The two-will strategy involves making a separate will that
deals only with the shares of the company, or perhaps including some other
assets which can be dealt with by the executor without a grant of probate. The
other will deals with the other assets, for which a grant of probate is or may
be required. Different terminology may be used, such as “primary will” and “secondary
will,” or “general will” and “restricted will,” but for simplicity I will refer
to the will dealing with shares as the “corporate will,” and the other will I refer
to as the “general will.” In this example, if the shares are dealt with in the
corporate will, and only the general will needs to be probated, the probate
fees will be approximately $28,000, a saving of $140,000.
This two-will technique has been popular in Ontario longer
than in British Columbia. In British Columbia we rely on the wording of section
122 of the Wills, Estates and Succession Act, which says that an applicant for a
grant of probate or administration must disclose information about the property
of the deceased person and the value of the property “that passes to the applicant
in his or her capacity as the deceased person’s personal representative….” The probate
tax is then calculated on the basis of the value of those assets. For this to
work, the executor of the general will must be a different person from the
executor of the corporate will, so that the executor of the general will may
swear an affidavit that excludes the shares in the corporate will. Otherwise,
the property in the corporate will also pass to the same personal representative,
and she will have to list the shares of the company, which defeats the purpose.
One downside is that the will-maker needs to name more
people to act as executors and alternate executors to ensure that the same
person is not the executor of both wills.
I find drafting two wills to be challenging, and there are a
number of pitfalls that need to be avoided.
First, the order in which the wills are signed is important.
The corporate will should be signed first and this needs to be documented either
in the will or a memorandum, or better yet both. This is because the executor
of the probated will need to swear that it is the last will.
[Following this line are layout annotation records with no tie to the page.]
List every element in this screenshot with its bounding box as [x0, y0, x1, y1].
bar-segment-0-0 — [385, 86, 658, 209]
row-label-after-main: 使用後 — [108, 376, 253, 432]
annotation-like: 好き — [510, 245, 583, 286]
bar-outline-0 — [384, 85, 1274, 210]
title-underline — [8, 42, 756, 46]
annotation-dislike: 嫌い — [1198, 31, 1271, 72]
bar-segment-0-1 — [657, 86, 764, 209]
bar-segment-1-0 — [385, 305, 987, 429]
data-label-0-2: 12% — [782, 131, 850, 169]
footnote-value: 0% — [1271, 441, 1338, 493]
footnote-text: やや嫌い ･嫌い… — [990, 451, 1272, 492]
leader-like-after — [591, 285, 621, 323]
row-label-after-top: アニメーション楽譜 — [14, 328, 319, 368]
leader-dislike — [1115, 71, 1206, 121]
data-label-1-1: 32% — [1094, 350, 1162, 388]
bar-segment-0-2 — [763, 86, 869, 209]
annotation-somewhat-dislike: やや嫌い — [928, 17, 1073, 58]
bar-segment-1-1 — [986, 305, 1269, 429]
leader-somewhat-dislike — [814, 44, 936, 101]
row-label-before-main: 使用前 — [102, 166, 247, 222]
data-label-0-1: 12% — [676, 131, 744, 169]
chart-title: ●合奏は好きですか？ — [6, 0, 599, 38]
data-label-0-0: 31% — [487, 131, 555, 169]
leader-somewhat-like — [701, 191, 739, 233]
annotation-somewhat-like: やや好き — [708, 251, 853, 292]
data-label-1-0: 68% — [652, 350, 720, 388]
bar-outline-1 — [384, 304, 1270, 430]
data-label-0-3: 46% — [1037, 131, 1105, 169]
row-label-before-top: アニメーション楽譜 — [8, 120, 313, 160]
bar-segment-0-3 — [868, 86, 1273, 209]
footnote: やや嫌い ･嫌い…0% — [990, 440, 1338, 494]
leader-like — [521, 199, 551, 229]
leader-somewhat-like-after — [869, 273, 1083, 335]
Second, the standard revocation clause in the general will
must be modified so that it does not revoke the corporate will.
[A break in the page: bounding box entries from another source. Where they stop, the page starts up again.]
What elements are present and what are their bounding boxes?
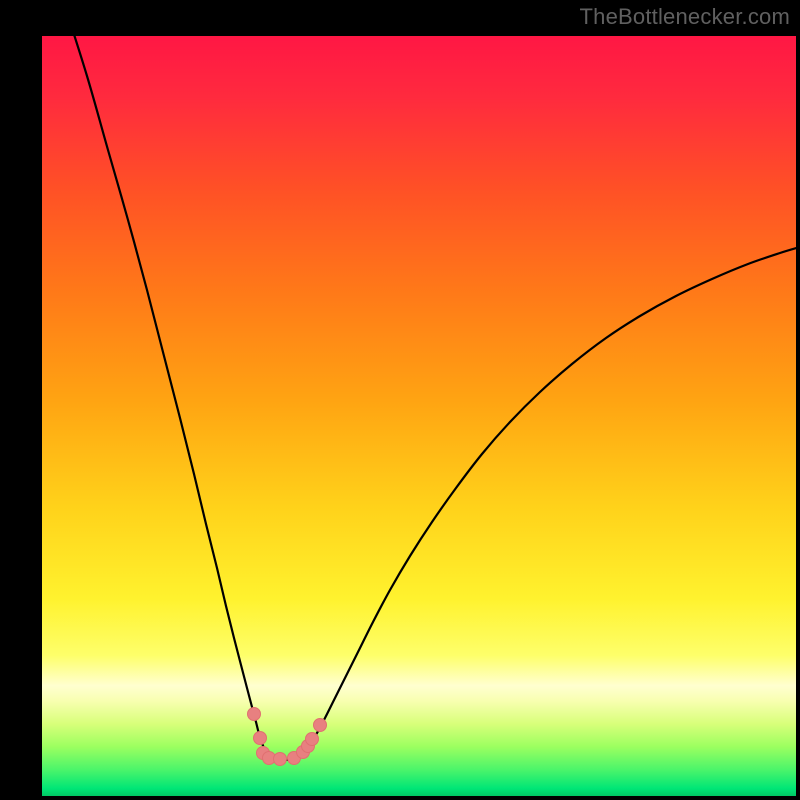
marker-dot bbox=[254, 732, 267, 745]
bottleneck-chart bbox=[42, 36, 796, 796]
watermark-text: TheBottlenecker.com bbox=[580, 4, 790, 30]
marker-dot bbox=[248, 708, 261, 721]
gradient-background bbox=[42, 36, 796, 796]
marker-dot bbox=[274, 753, 287, 766]
marker-dot bbox=[314, 719, 327, 732]
marker-dot bbox=[306, 733, 319, 746]
chart-svg bbox=[42, 36, 796, 796]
Third, the assets in each will must be carefully defined so
that it is apparent which assets are governed by which will, and that assets
for which a grant of probate is required are clearly excluded from the corporate
will so that it does not become necessary to also probate the corporate will.
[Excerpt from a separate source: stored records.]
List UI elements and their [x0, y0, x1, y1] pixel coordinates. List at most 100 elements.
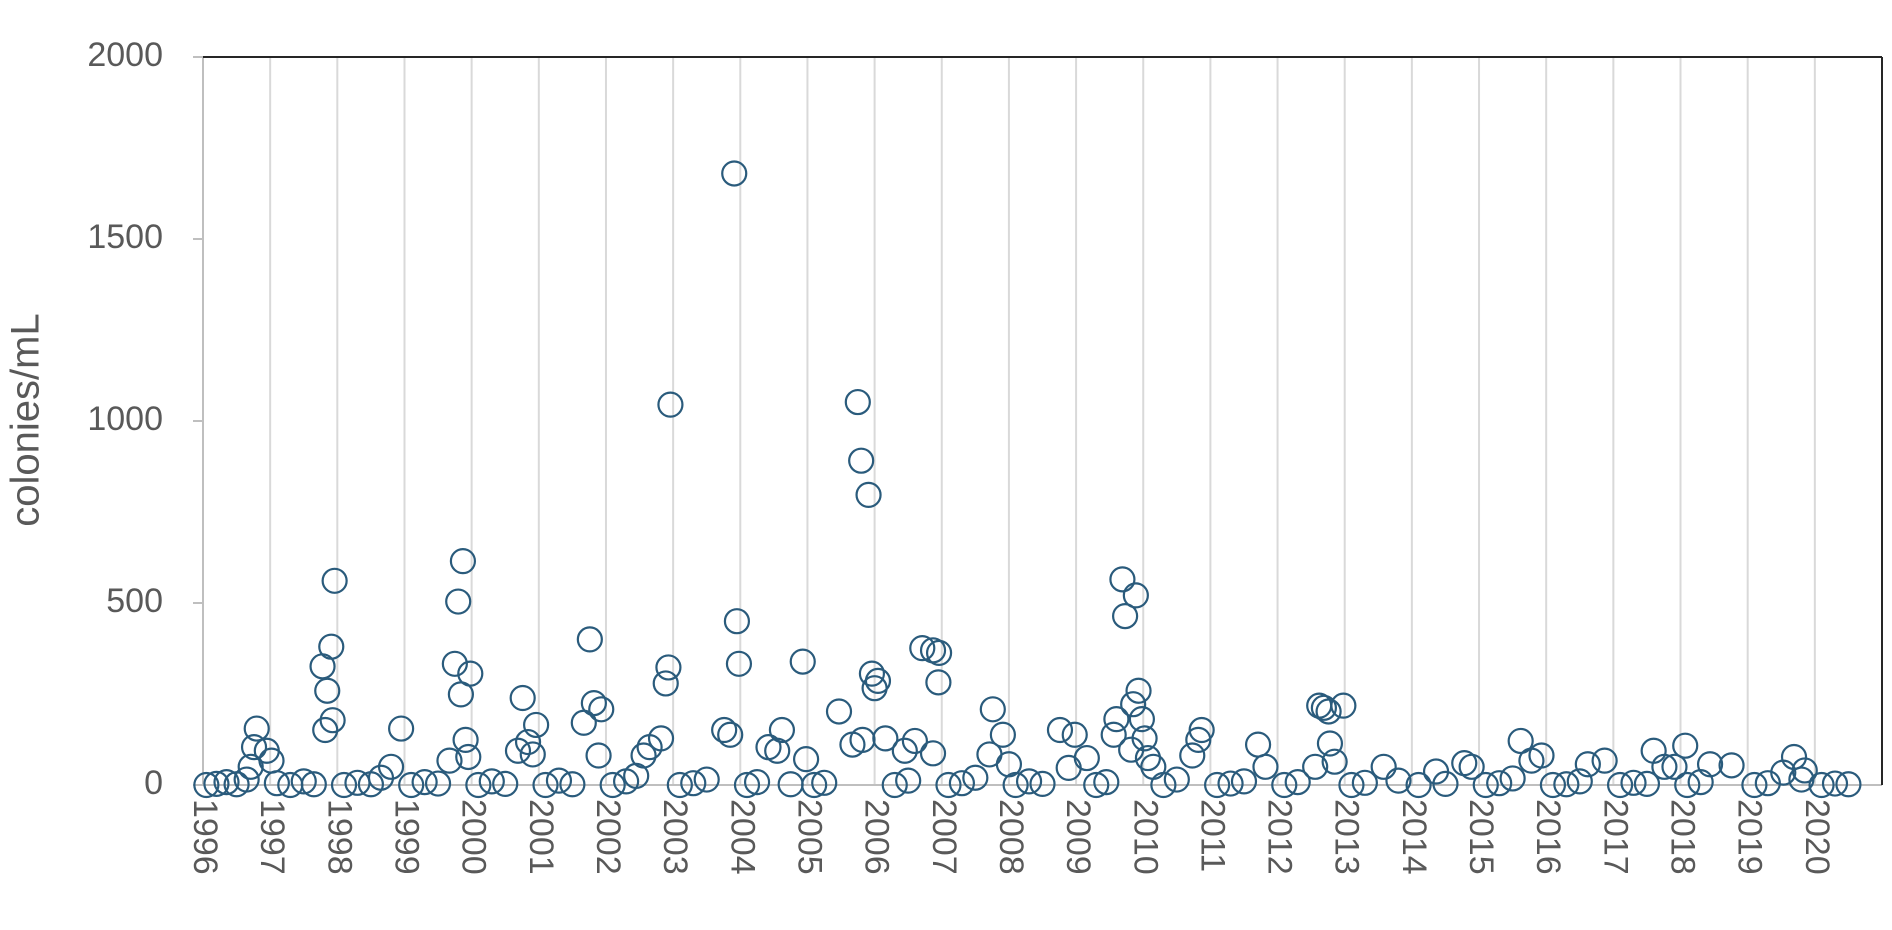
x-tick-label: 2012: [1261, 799, 1299, 875]
point: [319, 707, 346, 734]
point: [1244, 731, 1272, 758]
point: [1002, 771, 1029, 799]
x-tick-label: 2004: [723, 799, 761, 875]
point: [891, 737, 918, 764]
x-tick-label: 2006: [858, 799, 896, 875]
point: [693, 766, 720, 793]
point: [1574, 751, 1601, 778]
point: [901, 727, 928, 755]
point: [1140, 753, 1167, 780]
point: [367, 764, 395, 791]
point: [1330, 692, 1357, 719]
point: [768, 716, 796, 744]
point: [452, 726, 479, 753]
point: [193, 771, 220, 799]
point: [411, 768, 438, 796]
point: [1125, 677, 1152, 704]
point: [388, 715, 415, 742]
y-tick-label: 500: [106, 582, 163, 620]
point: [1163, 766, 1190, 793]
point: [1338, 771, 1365, 799]
point: [1351, 769, 1378, 796]
point: [855, 481, 882, 508]
point: [657, 391, 684, 418]
point: [909, 635, 936, 662]
x-tick-label: 2015: [1462, 799, 1500, 875]
y-tick-label: 2000: [87, 36, 163, 74]
point: [237, 753, 264, 780]
point: [559, 771, 586, 798]
point: [1566, 768, 1593, 795]
point: [1252, 753, 1279, 780]
point: [1055, 754, 1082, 781]
point: [1553, 771, 1580, 798]
point: [1230, 768, 1258, 795]
point: [243, 715, 270, 742]
x-tick-label: 2011: [1193, 799, 1231, 872]
x-tick-label: 2010: [1126, 799, 1164, 875]
point: [872, 725, 899, 752]
point: [925, 669, 952, 696]
x-tick-label: 2014: [1395, 799, 1433, 875]
point: [1651, 753, 1678, 780]
point: [1302, 753, 1329, 780]
point: [1120, 691, 1147, 718]
point: [1029, 770, 1056, 798]
point: [743, 768, 771, 796]
point: [764, 737, 791, 764]
x-tick-label: 2013: [1328, 799, 1366, 875]
point: [213, 768, 240, 796]
point: [1061, 721, 1088, 748]
point: [1073, 744, 1100, 772]
point: [979, 696, 1006, 723]
point: [514, 728, 542, 756]
point: [1370, 753, 1397, 780]
point: [492, 770, 519, 798]
point: [733, 771, 761, 799]
point: [585, 742, 612, 769]
point: [599, 771, 626, 799]
point: [1808, 771, 1835, 799]
point: [290, 768, 317, 795]
point: [1741, 771, 1768, 799]
point: [881, 771, 908, 799]
point: [801, 771, 828, 799]
y-axis-title: colonies/mL: [4, 313, 48, 526]
point: [1271, 771, 1298, 799]
x-tick-label: 2003: [656, 799, 694, 875]
point: [576, 626, 603, 653]
point: [588, 696, 615, 723]
point: [457, 660, 484, 687]
point: [1100, 721, 1127, 748]
point: [1112, 603, 1139, 630]
point: [1015, 768, 1043, 795]
point: [455, 743, 482, 771]
x-tick-label: 2001: [522, 799, 560, 875]
point: [300, 771, 327, 798]
y-tick-label: 1000: [87, 400, 163, 438]
point: [717, 721, 744, 748]
point: [1385, 767, 1412, 794]
point: [1150, 771, 1177, 799]
point: [636, 734, 663, 761]
point: [858, 660, 886, 687]
point: [1046, 716, 1074, 744]
point: [655, 654, 682, 681]
point: [1539, 771, 1567, 799]
point: [825, 698, 853, 725]
point: [1405, 771, 1432, 799]
x-tick-label: 2000: [455, 799, 493, 875]
y-tick-label: 1500: [87, 218, 163, 256]
point: [1687, 768, 1714, 796]
point: [1518, 747, 1545, 774]
point: [1754, 770, 1781, 797]
point: [1217, 770, 1244, 797]
point: [1591, 747, 1618, 774]
point: [1284, 768, 1311, 796]
point: [839, 731, 866, 758]
point: [449, 548, 477, 575]
point: [811, 769, 838, 796]
point: [925, 639, 953, 666]
point: [240, 734, 268, 761]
Fourth, consideration should be given to which debts are to
be paid out of the assets governed by the general will, and which debts are to
be paid out of the corporate will. This is less tricky if the beneficiaries of
each will are identical, but is more complex if there are different
beneficiaries in each will. For example, if the will-maker wishes for one child
who is expected to take over the business to receive all or most of the assets
in the corporate will, while other children receive more under the general
will, the will-maker will likely want to ensure that taxes and other expenses
attributable to the property governed by the corporate will is ultimately borne
by the beneficiary or beneficiaries of the corporate will, and not the
beneficiaries of the general will.
Fifth, while the executors of the two wills must be
different persons, they must also be able to work well together to deal with
such issues as filing tax returns.
There are not many reported cases in British Columba dealing
with the use of two wills to minimize probate tax at the time I am writing this
post, but in one case Master Wilson (now Mr. Justice Wilson) held that it is
permissible to apply to probate only one of two wills, which lends support to
this strategy. The case is Berkner (Estate), 2017 BCSC 619.